Preventing suicide requires addressing both risk and protective factors. Risk factors include mental health disorders, hopelessness, substance abuse, a history of violence victimization or perpetration, and social isolation. Protective factors include supportive relationships and community connectedness.
You can help by asking if someone is considering suicide and listening without judgment. You can also help them connect to 988 and community resources.
1. Reduce Access to Lethal Means
Many people who commit suicide use lethal means, so reducing access to those methods can save lives. Means restriction is an essential part of a comprehensive suicide prevention strategy. It may include distributing gun locks, educating families and clinicians about how to safely store firearms, limiting the size of pill bottles, removing barriers from bridges or other high risk sites, putting warning signs in schools, erecting suicide barrier fences on military bases and restricting the availability of ligature points.
Family members and others who are concerned about a loved one’s suicidal thoughts should ask them about the way they plan to kill themselves and find out how they are storing weapons, medications and other items. Watch out for dramatic changes in behavior, such as avoiding friends or family, withdrawing from activities they once enjoyed, showing an interest in death or suicide, sleeping all the time or developing a sudden unexplained happiness.
People in crisis who don’t seek help on their own are at highest risk of suicide. Gatekeeper interventions like suicide screening and teaching warning signs and increasing the availability of help include mental health services, suicide hotlines, mobile crisis teams and walk-in crisis clinics.
2. Identify People at Risk
Suicide can be prevented by teaching coping and problem-solving skills, promoting emotional support, expanding options for temporary assistance and connecting people at risk to effective mental health care. Schools can implement suicide prevention programs, community organizations can provide wellness activities and businesses can promote employee assistance programs.

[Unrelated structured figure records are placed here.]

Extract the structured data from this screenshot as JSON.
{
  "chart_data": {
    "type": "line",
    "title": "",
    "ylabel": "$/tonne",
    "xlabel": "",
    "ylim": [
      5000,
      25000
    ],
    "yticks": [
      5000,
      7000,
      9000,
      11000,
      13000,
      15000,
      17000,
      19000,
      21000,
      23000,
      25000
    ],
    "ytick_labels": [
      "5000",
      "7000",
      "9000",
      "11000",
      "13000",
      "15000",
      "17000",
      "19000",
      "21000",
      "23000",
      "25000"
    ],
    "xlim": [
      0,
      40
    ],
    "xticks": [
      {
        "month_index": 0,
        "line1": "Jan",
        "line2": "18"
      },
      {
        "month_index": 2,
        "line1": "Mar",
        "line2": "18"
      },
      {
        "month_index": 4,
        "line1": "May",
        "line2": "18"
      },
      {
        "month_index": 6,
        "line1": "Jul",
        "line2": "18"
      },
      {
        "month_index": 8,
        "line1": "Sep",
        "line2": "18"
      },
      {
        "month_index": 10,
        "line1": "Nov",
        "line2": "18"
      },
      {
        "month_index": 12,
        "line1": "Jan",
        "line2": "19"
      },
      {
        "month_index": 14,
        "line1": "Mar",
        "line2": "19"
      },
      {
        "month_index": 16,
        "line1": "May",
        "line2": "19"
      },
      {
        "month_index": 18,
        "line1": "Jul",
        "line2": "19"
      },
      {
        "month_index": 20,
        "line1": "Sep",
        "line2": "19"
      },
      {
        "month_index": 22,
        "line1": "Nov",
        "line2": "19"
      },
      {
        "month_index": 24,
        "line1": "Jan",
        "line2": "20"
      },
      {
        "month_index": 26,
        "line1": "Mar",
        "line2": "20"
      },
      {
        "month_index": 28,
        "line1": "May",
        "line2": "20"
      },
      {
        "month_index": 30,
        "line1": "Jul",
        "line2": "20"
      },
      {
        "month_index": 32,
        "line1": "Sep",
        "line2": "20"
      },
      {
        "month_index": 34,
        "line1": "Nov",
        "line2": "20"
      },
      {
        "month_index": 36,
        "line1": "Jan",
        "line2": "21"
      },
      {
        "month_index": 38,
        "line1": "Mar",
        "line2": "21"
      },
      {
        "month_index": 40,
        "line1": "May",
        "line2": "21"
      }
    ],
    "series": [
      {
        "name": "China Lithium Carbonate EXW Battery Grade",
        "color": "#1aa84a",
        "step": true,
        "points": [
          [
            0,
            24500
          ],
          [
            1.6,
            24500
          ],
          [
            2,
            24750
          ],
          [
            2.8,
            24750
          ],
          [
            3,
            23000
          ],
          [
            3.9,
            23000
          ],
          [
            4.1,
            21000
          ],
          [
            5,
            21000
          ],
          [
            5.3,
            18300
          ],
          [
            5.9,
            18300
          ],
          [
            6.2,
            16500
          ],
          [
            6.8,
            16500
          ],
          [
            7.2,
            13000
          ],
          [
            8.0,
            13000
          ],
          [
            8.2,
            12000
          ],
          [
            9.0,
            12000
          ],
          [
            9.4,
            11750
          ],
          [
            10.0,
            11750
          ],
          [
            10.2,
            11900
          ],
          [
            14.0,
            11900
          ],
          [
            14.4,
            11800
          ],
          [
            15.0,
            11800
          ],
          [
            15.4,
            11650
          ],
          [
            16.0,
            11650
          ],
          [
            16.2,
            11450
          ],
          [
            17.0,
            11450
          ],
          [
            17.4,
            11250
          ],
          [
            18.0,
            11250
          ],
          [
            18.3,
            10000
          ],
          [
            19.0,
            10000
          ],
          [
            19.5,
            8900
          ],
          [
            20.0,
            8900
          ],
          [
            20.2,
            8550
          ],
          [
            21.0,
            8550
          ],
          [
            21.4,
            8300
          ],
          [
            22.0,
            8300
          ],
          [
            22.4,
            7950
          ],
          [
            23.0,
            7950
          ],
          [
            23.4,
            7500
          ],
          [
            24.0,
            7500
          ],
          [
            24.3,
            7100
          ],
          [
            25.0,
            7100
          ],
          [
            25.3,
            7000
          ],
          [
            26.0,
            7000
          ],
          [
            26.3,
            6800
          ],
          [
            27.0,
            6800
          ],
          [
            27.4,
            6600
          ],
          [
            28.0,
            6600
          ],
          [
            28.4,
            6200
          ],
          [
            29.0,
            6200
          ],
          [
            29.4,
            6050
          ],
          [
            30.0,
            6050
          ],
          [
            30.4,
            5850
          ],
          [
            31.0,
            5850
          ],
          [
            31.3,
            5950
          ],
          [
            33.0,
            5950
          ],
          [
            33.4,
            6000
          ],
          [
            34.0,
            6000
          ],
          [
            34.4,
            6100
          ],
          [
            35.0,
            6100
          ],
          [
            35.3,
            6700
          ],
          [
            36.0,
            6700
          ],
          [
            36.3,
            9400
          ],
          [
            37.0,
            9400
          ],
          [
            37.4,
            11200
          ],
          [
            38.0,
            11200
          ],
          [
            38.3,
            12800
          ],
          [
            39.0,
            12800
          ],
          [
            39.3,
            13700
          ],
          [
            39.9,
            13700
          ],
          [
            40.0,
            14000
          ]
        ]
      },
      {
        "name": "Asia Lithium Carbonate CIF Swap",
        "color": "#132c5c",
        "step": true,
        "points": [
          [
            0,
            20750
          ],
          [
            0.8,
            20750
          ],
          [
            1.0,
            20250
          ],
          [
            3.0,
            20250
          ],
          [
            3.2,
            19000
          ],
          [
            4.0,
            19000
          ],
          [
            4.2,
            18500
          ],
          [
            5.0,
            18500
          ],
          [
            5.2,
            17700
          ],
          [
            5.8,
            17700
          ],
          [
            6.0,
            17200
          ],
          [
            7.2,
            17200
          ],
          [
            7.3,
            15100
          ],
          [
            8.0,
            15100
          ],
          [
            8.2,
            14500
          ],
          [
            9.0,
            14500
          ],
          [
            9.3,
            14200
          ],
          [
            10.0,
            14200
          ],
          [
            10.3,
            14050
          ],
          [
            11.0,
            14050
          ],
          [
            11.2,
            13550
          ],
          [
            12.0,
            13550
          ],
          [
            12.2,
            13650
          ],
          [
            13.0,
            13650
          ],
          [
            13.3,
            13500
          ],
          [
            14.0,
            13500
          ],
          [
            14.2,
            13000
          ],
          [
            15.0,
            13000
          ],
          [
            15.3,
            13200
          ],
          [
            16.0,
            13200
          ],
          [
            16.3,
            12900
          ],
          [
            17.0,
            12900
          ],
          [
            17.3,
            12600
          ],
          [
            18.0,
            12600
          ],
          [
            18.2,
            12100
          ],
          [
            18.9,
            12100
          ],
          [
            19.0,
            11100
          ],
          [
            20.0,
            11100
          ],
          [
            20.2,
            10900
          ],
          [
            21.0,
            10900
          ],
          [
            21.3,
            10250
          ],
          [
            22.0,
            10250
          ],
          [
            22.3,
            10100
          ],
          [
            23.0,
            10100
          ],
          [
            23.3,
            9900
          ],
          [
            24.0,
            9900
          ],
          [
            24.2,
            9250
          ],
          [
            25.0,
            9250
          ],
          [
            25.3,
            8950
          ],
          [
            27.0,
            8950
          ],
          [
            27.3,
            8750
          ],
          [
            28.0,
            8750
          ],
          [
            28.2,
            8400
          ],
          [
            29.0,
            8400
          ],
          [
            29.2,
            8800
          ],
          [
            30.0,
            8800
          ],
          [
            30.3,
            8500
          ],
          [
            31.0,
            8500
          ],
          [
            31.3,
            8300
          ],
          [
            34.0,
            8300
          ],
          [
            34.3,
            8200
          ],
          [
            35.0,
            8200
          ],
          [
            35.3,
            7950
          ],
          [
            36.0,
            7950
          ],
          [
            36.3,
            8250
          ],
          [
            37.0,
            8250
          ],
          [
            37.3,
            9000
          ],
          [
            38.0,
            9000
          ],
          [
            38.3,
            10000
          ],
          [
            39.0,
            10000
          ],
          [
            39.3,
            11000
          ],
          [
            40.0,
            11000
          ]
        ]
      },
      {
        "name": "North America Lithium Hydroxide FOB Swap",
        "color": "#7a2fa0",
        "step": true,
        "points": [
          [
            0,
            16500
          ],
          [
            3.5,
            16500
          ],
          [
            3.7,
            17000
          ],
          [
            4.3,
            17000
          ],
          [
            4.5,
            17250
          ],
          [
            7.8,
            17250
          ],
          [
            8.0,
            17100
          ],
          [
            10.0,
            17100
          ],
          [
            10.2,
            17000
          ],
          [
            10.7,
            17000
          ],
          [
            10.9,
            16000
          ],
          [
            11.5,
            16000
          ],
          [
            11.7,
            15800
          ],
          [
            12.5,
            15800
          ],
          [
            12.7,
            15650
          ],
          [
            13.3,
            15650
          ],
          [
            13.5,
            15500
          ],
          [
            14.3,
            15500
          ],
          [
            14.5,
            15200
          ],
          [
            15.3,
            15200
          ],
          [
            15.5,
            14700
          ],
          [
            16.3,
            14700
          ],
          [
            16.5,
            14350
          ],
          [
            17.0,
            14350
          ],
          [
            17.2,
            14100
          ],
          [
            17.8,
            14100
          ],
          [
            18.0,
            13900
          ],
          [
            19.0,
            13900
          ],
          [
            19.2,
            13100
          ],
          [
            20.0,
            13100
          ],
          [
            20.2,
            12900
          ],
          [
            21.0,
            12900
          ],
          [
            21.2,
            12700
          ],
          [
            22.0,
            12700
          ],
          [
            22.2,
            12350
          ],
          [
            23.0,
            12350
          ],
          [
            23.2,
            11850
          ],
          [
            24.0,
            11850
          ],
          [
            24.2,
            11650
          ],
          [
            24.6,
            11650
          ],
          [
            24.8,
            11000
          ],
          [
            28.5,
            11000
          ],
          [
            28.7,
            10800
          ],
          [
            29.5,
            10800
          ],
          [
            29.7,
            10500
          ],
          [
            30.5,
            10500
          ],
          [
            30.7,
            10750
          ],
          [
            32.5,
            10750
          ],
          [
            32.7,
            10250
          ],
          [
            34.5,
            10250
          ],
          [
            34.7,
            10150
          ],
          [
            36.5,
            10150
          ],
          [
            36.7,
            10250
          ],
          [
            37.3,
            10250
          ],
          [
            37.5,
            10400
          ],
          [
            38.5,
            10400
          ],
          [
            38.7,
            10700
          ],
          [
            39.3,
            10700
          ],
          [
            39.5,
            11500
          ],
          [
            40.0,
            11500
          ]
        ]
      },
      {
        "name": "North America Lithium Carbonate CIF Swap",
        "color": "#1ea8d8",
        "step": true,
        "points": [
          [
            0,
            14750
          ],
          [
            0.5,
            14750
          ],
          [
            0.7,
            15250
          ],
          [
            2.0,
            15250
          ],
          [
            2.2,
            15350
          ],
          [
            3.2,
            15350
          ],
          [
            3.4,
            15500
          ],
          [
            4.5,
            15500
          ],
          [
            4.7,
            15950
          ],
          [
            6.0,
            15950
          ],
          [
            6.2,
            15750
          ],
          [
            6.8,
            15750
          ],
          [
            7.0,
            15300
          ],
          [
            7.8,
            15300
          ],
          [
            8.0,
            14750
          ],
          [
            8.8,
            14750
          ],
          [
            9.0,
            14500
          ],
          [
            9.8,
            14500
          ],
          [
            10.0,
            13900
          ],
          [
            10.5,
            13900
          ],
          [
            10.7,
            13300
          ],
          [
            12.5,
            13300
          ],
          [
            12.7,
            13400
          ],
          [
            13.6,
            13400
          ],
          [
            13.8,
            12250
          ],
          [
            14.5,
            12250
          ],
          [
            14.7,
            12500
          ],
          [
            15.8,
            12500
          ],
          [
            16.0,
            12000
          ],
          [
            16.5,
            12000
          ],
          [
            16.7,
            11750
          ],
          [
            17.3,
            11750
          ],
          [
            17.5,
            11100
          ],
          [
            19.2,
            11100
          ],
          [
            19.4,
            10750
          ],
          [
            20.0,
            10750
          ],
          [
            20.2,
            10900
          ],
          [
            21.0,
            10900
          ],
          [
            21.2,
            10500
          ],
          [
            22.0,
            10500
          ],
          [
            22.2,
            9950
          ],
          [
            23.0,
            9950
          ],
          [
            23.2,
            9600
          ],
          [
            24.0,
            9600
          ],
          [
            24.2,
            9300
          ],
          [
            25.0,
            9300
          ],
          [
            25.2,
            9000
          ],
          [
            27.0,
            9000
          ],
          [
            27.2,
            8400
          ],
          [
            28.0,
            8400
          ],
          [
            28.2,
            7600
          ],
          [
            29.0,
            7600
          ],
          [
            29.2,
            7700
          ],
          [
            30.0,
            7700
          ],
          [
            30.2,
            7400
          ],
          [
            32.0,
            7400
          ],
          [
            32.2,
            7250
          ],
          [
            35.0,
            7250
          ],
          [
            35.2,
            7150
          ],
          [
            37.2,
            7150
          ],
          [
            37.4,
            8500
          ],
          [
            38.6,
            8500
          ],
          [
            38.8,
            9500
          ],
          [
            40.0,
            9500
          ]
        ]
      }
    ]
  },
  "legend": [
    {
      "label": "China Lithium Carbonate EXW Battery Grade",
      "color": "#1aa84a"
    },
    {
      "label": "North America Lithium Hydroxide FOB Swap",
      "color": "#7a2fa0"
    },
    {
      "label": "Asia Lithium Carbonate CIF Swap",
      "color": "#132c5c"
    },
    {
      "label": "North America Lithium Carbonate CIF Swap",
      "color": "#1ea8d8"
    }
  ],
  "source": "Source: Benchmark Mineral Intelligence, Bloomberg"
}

Those at highest risk of suicide often have mental illnesses, such as depression, schizophrenia and bipolar disorder, or addictions such as drug or alcohol abuse. A person may also have a history of childhood trauma or major life crisis (the death of a loved one, divorce/break-up, job loss, diagnosis of a terminal illness).
When someone is at high risk, it’s important to ask if they are considering suicide and be there for them. Studies have shown that asking and being there for a person does not increase their risk of suicide or their suicidal thoughts. In fact, increasing connectedness (both in the short and long-term) has been shown to be a protective factor against suicide.
3. Build Life Skills
Those who have suicidal thoughts can learn positive life skills that promote well-being and resilience. Person-centered life skills training can include problem-solving strategies; coping with stress and negative emotions like sadness, hopelessness or anger; and healthy lifestyle behaviors such as exercise that improves mood and sleep.
Prevention professionals can build life skills by helping people to find and access help in times of crisis. This can include fostering community-wide help-seeking behaviors, providing accessible information on how to get assistance, and creating protective environments that include substance use prevention.
School districts can play a key role in preventing suicide by promoting life skills and offering mental health education. They can also help a student’s family to understand their child’s mental health needs and the warning signs of suicide. Several resources are available to aid educators with safe classroom discussions of suicide including SPC-NY’s Talking Points for Classroom Presentations and NYSED’s Social Emotional Learning Implementation Guidance Document.
4. Enhance Connectedness
A lack of social connections is a risk factor for suicide. Community-based efforts to increase connectedness are one component of a comprehensive approach to suicide prevention. These include activities that promote positive and supportive relationships and community connections as protective factors, such as social programs targeted to specific populations (e.g., older adults and LGBTQ youth), and volunteerism opportunities.
A person in emotional pain may not know that help is available or that it’s okay to ask for it. Creating an environment where people feel comfortable discussing their emotional pain, mental health and suicidal thoughts in a nonjudgmental and supportive manner is an important upstream element of preventing suicide.
Addressing these complex issues requires a broad network of public and private sector partners across communities. This approach is called upstream prevention and it can lead to measurable, sustained impacts. A comprehensive approach to preventing suicide includes efforts in schools, workplaces, hospitals, local businesses, community organizations and law enforcement settings.